Thursday, February 22, 2024

LATIN AMERICA | 08-05-2020 00:05

Brazil risks 'economic collapse' over virus lockdown, says economy minister

Brazil is facing an economic contraction of 5.3% this year, the International Monetary Fund forecasts.

Brazil could face "economic collapse" in a month's time due to stay-at-home measures to stem the coronavirus outbreak, with food shortages and "social disorder," Economy Minister Paulo Guedes warned Thursday.

Brazil, Latin America's biggest economy, is also the epicentre of the coronavirus pandemic in the region.

But far-right President Jair Bolsonaro – who appeared alongside Guedes, his free-market economics guru – opposes stay-at-home measures to slow the virus, saying they are unnecessarily damaging the economy.

"Within about 30 days, there may start to be shortages on [store] shelves and production may become disorganised, leading to a system of economic collapse, of social disorder," Guedes said. "This is a serious alert."

Bolsonaro, who has compared the new coronavirus to a "little flu," said he understood "the virus problem" and believed that "we must save lives."

"But there is a problem that's worrying us more and more... and that's the issue of jobs, of the stalled economy," Bolsonaro added.

"Fighting the virus shouldn't do more damage than the virus itself."
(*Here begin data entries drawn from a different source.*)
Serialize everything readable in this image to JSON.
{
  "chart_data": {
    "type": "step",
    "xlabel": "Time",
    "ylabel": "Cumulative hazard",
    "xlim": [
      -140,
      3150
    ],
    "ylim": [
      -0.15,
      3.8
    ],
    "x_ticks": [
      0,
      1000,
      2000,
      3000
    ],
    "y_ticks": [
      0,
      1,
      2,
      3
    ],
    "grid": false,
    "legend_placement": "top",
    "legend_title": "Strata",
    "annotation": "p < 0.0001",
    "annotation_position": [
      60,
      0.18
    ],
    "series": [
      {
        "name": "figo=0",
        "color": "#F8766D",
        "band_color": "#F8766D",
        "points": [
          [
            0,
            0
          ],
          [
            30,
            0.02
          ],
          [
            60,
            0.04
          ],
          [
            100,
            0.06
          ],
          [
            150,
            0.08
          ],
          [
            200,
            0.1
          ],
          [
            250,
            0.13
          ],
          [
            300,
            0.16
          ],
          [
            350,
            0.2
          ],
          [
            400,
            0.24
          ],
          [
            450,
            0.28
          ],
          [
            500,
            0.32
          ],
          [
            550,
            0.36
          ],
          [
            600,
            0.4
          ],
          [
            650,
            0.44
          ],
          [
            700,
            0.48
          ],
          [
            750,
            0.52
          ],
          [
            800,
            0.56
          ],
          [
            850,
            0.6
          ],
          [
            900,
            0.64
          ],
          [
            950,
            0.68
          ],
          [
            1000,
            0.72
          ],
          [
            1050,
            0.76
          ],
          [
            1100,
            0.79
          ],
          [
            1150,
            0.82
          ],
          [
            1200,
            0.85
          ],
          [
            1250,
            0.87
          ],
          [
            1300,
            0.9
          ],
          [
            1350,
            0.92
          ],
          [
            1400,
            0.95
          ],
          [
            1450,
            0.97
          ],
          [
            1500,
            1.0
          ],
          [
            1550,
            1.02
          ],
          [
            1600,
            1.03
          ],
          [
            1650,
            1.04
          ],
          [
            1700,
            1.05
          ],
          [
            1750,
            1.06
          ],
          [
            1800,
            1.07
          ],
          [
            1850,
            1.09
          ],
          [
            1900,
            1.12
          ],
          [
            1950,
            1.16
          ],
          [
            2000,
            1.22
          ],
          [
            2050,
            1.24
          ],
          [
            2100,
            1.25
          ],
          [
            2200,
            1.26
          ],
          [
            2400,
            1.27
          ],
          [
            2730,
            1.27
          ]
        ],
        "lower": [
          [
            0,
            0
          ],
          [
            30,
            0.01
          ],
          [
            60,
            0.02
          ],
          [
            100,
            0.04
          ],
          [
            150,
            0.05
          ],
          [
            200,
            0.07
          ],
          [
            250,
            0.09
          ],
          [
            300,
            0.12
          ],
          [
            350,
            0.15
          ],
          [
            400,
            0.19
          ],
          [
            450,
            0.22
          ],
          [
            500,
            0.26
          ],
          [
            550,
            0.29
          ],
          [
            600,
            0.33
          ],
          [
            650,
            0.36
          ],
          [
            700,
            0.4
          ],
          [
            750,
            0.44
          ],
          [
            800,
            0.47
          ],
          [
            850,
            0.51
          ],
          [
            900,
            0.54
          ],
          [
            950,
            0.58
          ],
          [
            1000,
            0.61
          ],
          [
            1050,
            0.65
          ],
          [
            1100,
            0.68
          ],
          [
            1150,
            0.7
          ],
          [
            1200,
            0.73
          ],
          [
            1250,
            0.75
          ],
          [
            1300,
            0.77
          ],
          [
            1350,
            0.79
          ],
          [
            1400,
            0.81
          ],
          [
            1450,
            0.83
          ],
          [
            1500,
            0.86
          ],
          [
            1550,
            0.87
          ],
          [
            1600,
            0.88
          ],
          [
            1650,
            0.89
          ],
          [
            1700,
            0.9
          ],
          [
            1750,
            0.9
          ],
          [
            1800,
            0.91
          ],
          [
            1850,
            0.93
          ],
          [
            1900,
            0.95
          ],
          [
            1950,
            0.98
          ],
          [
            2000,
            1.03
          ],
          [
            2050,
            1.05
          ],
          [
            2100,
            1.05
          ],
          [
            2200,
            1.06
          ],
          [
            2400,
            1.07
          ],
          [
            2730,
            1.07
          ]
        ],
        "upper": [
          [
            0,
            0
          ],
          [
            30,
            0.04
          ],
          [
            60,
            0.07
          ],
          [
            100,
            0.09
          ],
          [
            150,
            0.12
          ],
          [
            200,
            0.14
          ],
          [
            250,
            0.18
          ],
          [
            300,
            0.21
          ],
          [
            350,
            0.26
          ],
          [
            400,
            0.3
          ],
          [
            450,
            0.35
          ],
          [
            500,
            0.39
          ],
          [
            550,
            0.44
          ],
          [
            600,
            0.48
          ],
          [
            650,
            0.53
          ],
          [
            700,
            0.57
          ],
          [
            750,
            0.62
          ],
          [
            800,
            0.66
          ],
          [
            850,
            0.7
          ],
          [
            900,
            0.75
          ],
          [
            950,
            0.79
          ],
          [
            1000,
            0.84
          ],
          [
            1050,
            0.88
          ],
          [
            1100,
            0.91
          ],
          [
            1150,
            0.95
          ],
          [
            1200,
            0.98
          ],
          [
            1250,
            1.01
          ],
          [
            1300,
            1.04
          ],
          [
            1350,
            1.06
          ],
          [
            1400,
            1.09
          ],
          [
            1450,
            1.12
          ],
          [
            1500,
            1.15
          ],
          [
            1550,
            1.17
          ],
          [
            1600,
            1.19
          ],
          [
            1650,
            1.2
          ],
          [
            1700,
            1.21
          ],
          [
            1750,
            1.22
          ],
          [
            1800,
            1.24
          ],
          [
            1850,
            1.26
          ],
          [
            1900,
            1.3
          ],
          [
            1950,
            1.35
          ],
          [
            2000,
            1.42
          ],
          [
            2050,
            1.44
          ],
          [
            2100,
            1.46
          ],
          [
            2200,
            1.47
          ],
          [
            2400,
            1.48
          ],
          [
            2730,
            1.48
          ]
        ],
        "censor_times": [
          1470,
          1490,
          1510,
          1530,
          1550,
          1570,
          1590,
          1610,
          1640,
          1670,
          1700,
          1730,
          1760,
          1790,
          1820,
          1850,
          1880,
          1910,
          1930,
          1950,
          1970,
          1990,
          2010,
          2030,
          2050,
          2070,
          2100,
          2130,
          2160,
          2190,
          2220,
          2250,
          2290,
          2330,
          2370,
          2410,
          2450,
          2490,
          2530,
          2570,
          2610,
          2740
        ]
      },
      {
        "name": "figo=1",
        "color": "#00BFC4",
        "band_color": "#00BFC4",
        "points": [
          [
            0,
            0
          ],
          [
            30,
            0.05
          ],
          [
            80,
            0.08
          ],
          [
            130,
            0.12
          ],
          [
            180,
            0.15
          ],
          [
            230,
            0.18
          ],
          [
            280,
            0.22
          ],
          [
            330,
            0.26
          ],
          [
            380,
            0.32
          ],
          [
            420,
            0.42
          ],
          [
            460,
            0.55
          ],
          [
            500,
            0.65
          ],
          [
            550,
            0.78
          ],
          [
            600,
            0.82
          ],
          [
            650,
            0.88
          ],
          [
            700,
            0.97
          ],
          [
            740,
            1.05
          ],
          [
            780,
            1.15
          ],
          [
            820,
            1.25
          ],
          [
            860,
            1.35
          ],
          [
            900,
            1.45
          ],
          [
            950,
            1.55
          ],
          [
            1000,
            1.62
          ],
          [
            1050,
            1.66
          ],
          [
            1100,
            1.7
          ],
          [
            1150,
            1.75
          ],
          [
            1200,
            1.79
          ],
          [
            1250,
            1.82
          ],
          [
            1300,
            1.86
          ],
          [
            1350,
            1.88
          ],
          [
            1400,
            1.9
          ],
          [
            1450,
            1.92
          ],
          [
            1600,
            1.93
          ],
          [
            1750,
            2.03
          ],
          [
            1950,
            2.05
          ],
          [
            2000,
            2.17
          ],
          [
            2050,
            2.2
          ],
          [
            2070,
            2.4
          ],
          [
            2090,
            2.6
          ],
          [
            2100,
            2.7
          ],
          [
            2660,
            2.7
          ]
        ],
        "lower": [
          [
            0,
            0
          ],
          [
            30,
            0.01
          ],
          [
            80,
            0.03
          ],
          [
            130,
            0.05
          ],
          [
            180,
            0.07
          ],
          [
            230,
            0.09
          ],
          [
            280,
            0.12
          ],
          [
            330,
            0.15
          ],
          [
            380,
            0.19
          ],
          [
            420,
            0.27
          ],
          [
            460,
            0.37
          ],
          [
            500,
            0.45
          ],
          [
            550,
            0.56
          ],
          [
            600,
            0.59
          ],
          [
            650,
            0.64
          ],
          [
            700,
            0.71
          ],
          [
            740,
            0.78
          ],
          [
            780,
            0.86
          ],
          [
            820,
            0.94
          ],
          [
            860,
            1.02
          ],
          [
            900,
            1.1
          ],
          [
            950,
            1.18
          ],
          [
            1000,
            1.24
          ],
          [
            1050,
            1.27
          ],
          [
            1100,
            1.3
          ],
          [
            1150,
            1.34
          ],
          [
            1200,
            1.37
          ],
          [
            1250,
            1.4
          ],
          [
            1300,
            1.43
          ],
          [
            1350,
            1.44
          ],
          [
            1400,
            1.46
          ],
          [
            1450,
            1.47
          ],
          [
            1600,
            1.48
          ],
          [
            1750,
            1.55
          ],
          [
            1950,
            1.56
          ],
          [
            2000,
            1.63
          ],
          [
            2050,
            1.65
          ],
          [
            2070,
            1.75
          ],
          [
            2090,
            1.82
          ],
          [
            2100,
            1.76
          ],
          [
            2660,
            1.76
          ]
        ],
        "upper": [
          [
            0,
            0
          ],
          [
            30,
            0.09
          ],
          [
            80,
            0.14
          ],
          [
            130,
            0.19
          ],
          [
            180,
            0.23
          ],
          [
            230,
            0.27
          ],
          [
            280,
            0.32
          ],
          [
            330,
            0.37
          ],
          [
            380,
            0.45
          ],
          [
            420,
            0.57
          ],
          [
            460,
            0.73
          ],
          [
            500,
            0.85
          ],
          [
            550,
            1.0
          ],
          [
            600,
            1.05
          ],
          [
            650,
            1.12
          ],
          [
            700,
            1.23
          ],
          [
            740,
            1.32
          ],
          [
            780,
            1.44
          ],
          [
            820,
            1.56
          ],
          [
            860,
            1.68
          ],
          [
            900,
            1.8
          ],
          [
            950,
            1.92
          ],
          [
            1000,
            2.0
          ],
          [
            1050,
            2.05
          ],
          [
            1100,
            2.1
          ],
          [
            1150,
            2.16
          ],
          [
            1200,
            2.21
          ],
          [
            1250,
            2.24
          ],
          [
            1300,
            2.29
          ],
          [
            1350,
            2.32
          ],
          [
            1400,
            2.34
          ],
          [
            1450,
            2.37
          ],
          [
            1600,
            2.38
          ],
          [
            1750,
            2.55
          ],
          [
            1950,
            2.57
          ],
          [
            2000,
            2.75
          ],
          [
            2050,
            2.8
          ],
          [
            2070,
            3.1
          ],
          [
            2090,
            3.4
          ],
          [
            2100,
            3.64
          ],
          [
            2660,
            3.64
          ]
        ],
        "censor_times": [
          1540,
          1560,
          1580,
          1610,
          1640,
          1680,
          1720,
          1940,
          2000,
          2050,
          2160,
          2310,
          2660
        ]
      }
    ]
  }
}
Bolsonaro regularly flouts social distancing measures, hitting the streets in Brasilia and working the crowd in close quarters at rallies of his supporters.

Supreme Court battle

Bolsonaro and Guedes made the comments after paying an unscheduled visit to the chief justice of the Supreme Court, Dias Toffoli.

The court recently decided that state and local authorities have the right to determine what social distancing measures to take to contain the spread of the virus, ruling against Bolsonaro's government, which wants to lift many of the regulations.

Brazil has been hit hard by the pandemic, with more than 135,000 cases and 9,146 deaths. Those figures have been climbing at an alarming rate. Experts say under-testing means the real numbers are likely far higher.

Hospitals are nearly out of intensive care beds in the hardest-hit areas, including São Paulo, Rio de Janeiro and Manaus, the biggest city in the Amazon region, which has had to turn to refrigerator trucks and mass graves to cope with the number of dead.

Because of the pandemic, Brazil – which was just coming off a massive recession in 2015 and 2016 – is facing an economic contraction of 5.3 percent this year, the International Monetary Fund forecasts.

Bolsonaro won election in 2018 promising to jump-start the economy with austerity cuts, privatisations and fiscal reforms.

The pandemic now threatens to derail that project, battering the economy and forcing the government to undertake massive stimulus spending.